Since retiring from Boeing (Seattle) in 2016, I have returned to more academic, less engineering-oriented pursuits. These include quantum information primarily, but also related math/physics topics like general relativity, non-linear phenomena, chaos, synchronicity, entropy (both information and thermodynamic and their relationships) and others. My first serious foray since retiring has been to spend about 5 years reading and studying papers on Bell’s Theorem. As a result, I have published a paper (see Publications page) in the International Journal of Quantum Foundations (“The Role of (Non)Contextuality in Bell’s Theorems from the Perspective of an Operational Modeling Framework“, Vol. 8, Issue 2, pp. 31-116, Mar 26, 2022), currently awaiting comments. After that, I plan on moving on to one or the more of the topics of interest already mentioned. At this point, my main interest seems to be quantum computing and information. I have taken the Wolfram University Webinar on quantum computing, and have started experimenting with the QC functionality inside Mathematica, obtained by importing the required functions from the Function Repository. Two of the goals (more or less vague at the moment) are
- To extend my work on contextuality (in the framework of hidden variable models) and to using it as a quantum computing resource (this seems to be a hot topic right now), and
- To explore how this can all be connected to the groundbreaking approach of Wolfram’s Physic Project, namely, can these ideas be encapsulated into the Multi-Way Systems formulation.
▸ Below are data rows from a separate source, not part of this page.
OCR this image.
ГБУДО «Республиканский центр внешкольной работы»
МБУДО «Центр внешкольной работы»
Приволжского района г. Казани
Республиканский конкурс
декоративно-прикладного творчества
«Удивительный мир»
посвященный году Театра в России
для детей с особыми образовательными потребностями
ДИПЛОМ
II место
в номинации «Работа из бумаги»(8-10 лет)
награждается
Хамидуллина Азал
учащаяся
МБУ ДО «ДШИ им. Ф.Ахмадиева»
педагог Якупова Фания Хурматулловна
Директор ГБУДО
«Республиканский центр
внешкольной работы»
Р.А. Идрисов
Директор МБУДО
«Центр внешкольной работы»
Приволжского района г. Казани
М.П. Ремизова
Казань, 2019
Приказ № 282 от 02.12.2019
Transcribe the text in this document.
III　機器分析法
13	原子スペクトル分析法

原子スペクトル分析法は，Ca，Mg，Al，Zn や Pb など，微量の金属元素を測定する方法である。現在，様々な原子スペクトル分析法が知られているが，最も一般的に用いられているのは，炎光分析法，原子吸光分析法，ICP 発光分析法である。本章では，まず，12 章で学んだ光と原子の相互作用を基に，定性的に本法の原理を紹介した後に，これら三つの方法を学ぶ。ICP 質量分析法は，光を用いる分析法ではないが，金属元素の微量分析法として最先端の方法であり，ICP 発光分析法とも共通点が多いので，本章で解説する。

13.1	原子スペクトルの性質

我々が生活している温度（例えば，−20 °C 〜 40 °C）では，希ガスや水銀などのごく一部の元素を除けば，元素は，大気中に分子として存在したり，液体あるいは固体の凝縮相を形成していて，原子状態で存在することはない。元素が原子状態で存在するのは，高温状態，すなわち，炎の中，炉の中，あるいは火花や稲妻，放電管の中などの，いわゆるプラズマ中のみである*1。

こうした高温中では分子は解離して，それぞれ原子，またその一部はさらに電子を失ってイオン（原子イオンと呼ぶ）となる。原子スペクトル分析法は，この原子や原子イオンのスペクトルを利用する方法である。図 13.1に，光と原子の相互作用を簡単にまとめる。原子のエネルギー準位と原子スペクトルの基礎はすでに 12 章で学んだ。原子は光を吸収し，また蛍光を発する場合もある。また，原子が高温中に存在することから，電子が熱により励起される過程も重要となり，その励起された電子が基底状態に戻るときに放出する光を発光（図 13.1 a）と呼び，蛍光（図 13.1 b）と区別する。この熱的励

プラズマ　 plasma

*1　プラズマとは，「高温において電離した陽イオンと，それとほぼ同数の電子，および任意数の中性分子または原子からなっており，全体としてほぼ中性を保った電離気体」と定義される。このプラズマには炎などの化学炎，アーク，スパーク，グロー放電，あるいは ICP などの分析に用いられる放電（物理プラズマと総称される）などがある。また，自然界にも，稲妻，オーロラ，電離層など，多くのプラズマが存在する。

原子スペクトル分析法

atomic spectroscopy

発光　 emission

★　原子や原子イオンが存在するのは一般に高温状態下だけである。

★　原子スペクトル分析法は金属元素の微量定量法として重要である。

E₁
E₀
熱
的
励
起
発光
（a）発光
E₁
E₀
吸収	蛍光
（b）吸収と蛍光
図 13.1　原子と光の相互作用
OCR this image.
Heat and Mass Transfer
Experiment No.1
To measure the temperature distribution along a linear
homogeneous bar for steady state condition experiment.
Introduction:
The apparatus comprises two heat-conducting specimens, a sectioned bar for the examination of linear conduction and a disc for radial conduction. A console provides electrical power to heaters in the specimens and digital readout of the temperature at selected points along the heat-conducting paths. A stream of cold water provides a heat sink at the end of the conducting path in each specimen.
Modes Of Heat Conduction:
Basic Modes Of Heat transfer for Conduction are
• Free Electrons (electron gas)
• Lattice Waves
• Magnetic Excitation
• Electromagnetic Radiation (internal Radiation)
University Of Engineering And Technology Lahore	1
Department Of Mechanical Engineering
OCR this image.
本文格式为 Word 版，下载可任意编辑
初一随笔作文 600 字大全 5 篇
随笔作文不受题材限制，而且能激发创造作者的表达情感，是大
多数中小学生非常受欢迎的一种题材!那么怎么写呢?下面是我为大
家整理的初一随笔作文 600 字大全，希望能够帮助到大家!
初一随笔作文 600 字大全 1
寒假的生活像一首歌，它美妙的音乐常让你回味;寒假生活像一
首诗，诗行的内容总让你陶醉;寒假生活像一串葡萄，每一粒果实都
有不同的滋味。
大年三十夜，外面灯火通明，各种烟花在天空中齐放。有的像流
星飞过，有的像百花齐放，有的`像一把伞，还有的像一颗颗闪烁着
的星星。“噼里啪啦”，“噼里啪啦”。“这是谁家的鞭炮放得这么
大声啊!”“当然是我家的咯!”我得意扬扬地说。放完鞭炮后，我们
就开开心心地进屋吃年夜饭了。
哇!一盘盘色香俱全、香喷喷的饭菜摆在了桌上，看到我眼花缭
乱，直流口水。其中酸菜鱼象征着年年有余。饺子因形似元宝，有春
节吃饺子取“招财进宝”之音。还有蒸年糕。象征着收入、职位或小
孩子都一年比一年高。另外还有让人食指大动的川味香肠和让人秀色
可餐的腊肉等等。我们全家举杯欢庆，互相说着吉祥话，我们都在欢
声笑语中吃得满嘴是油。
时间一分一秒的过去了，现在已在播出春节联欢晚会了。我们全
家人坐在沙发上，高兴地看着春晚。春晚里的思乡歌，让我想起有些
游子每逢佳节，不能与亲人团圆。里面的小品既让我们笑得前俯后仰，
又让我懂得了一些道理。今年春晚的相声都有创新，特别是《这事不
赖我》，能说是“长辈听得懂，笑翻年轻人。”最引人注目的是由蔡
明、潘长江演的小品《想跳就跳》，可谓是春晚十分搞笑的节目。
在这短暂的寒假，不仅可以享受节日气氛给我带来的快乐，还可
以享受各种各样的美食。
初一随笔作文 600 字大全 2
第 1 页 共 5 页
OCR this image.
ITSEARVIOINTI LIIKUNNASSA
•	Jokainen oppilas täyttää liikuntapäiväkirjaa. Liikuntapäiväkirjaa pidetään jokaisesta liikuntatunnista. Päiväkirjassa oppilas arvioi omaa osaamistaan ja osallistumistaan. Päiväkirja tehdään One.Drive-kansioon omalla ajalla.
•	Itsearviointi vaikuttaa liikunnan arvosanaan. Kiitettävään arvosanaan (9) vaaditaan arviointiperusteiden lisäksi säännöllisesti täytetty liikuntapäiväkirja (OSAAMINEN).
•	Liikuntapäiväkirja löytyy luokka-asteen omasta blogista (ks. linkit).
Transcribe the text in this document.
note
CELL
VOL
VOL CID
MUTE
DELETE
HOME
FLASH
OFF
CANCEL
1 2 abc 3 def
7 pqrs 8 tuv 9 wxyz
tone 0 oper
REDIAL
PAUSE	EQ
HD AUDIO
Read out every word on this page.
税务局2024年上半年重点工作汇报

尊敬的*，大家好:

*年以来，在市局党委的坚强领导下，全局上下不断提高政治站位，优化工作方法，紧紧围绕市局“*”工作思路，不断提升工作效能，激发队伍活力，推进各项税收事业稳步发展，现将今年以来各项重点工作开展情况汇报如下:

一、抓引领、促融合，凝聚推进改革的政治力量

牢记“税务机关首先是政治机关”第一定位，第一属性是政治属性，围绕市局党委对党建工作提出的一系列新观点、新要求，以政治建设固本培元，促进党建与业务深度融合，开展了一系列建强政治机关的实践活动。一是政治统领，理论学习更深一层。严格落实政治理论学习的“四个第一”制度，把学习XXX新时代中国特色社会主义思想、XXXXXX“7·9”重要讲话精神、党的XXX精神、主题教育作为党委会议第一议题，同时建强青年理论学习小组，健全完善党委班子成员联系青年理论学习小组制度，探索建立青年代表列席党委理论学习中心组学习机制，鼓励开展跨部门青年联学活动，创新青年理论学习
I have also been attending “Math Mondays” and “Physics Fridays” at the local Kenyon College, where I was an undergraduate many years ago. This helps keep me current in the topics of interest among today’s students and faculty. Fortunately they tolerate old-timers like me to come in off the street and listen to the fantastic inspirational presentations. As just one example, Kenyon students and faculty have made significant contributions to the recent successes in gravitational wave discoveries, by analyzing data from the LIGO project among other tasks.
And as you can see from the picture above, one of my modes of relaxation is to participate in autocross as part of the Buckeye Miata Club.